Monday, January 09, 2006

Views on the Heat

After reading Framing Blackness i was really interested in how Sydney Poitier's character was portrayed. I found that I many of the things mentioned in the book were portrayed by Poitier's character. For example, i thought the film was showing that Poitier was weak in comparison to his cop companions. It starts off with him being silently led away without the quick revealing of him being a police officer (which is also a tool that Eddie Murphy used in Bev. Hills Cop), instead of being the confident officer, and even offers to pay for the phone call to his chief after the police's blunder had been discovered. Later Virgil tries to lighten the mood by laughing when the chief threatens to whip him, and trying to relate that to his father? I'm not so sure that african americans in that time would actually laugh at a comment like that and relate it to a family member. Instead i feel that they should be offended and perhaps relate it to the oppression that whites present. With the film opening with Ray Charles i thought that Virgil would be a little bit stronger. There was definitely no romantic interest for him as Framing Blackness also references, but i feel that would have been misplaced in this film, like the character didn't have time. Also, the way that Virgil just kept on wanting to help the white cops, even though they didn't want help and his life kept getting threatened.

On the other hand, in reference to when this film was produced, i thought it was very primitive and a good influencial film.
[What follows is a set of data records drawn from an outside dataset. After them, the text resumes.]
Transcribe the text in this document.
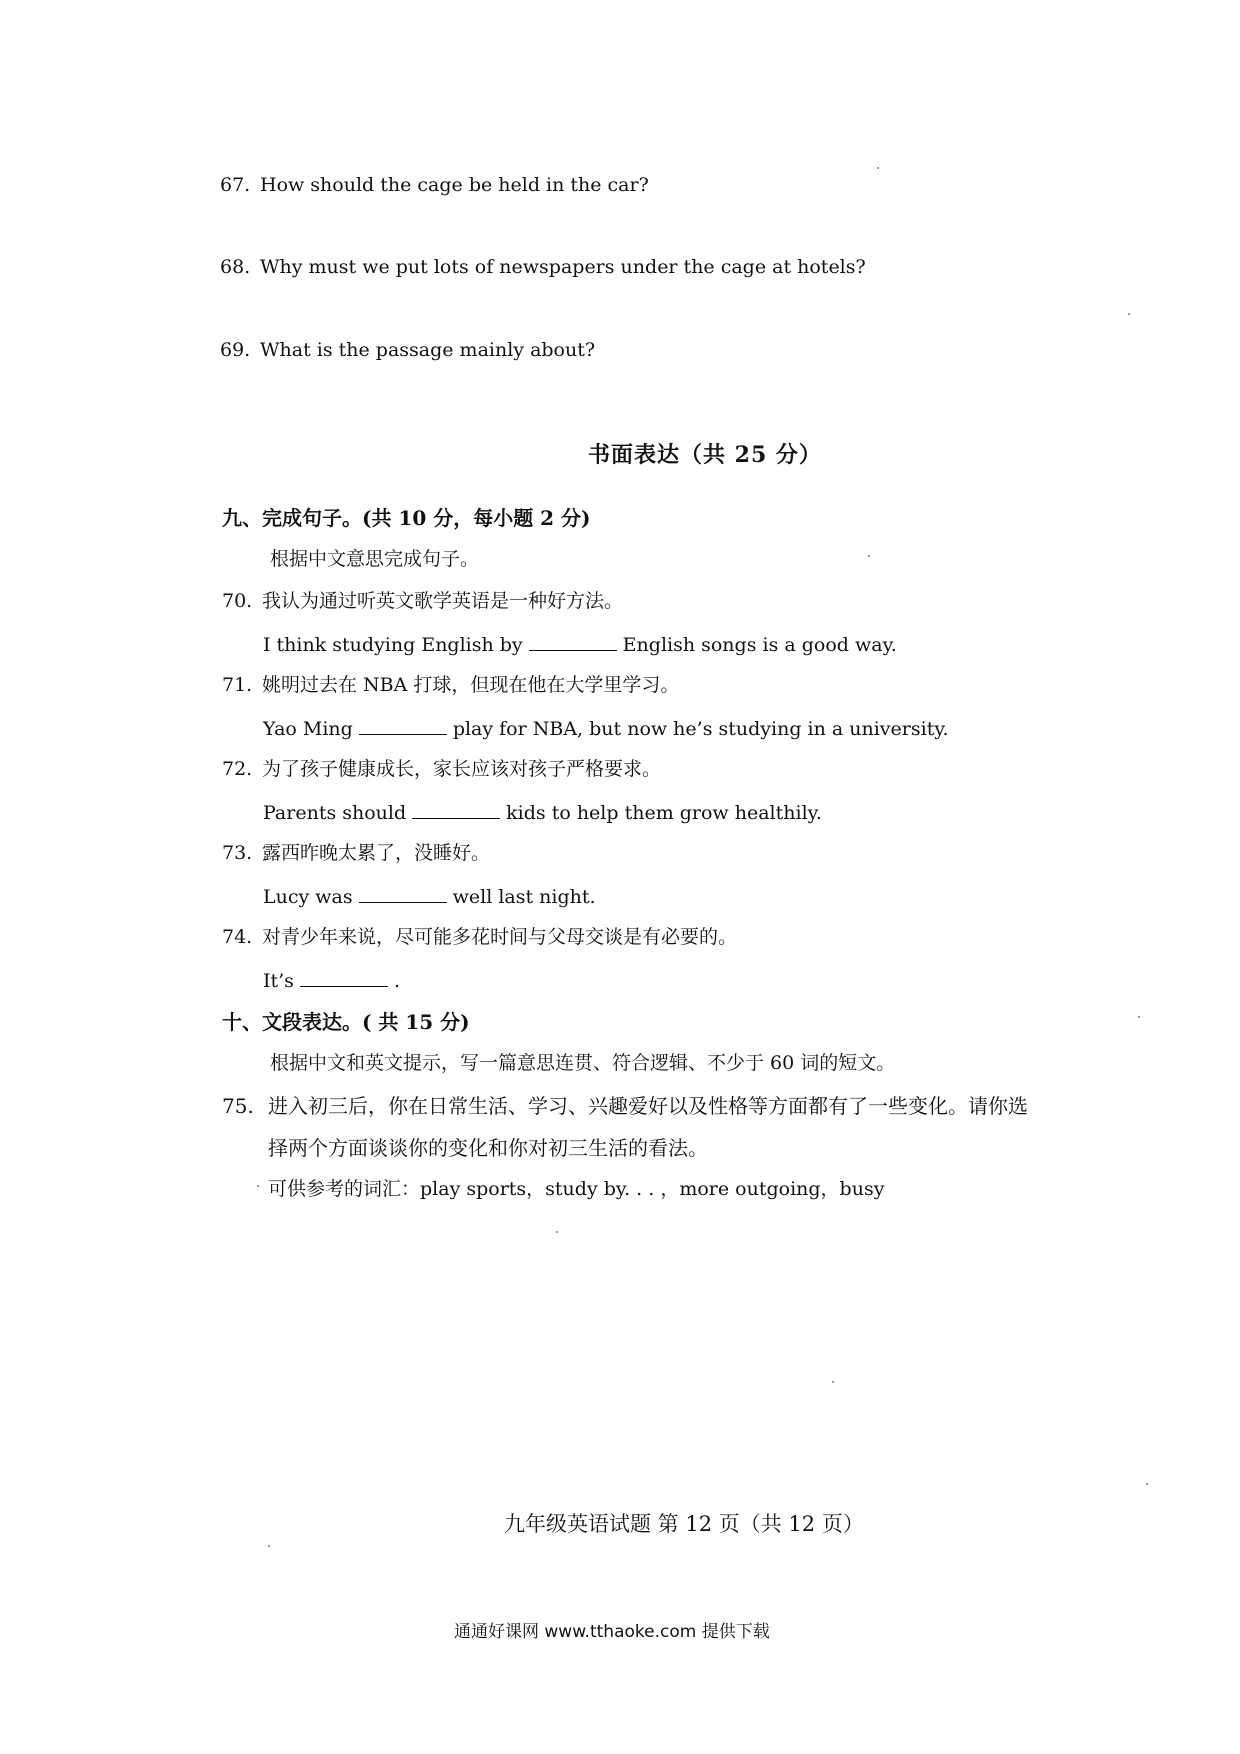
67. How should the cage be held in the car?
68. Why must we put lots of newspapers under the cage at hotels?
69. What is the passage mainly about?
书面表达（共 25 分）
九、完成句子。(共 10 分，每小题 2 分)
根据中文意思完成句子。
70. 我认为通过听英文歌学英语是一种好方法。
I think studying English by	English songs is a good way.
71. 姚明过去在 NBA 打球，但现在他在大学里学习。
Yao Ming	play for NBA, but now he’s studying in a university.
72. 为了孩子健康成长，家长应该对孩子严格要求。
Parents should	kids to help them grow healthily.
73. 露西昨晚太累了，没睡好。
Lucy was	well last night.
74. 对青少年来说，尽可能多花时间与父母交谈是有必要的。
It’s	.
十、文段表达。( 共 15 分)
根据中文和英文提示，写一篇意思连贯、符合逻辑、不少于 60 词的短文。
75. 进入初三后，你在日常生活、学习、兴趣爱好以及性格等方面都有了一些变化。请你选
择两个方面谈谈你的变化和你对初三生活的看法。
可供参考的词汇：play sports，study by. . . ，more outgoing，busy
九年级英语试题 第 12 页（共 12 页）
通通好课网 www.tthaoke.com 提供下载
It showed that there was a real problem with the white supremacy, and that this was recognized by white womanhood, when the new widow showed that there was a "problem" in that town. For the film to be a hit even when it showed a black man being smarter than a white man, and for the white cop to defend him, was a great depiction for african americans, giving him respect. He even makes more money than the white cop, and is determined an expert in contrast to a plain cop. However Heroes in Hard Times may determine that this proves the fear that white male cops think the minorities and others are going to take over and are putting them down. Many different things were expressed, but some should be saved in suspense for tomorrow.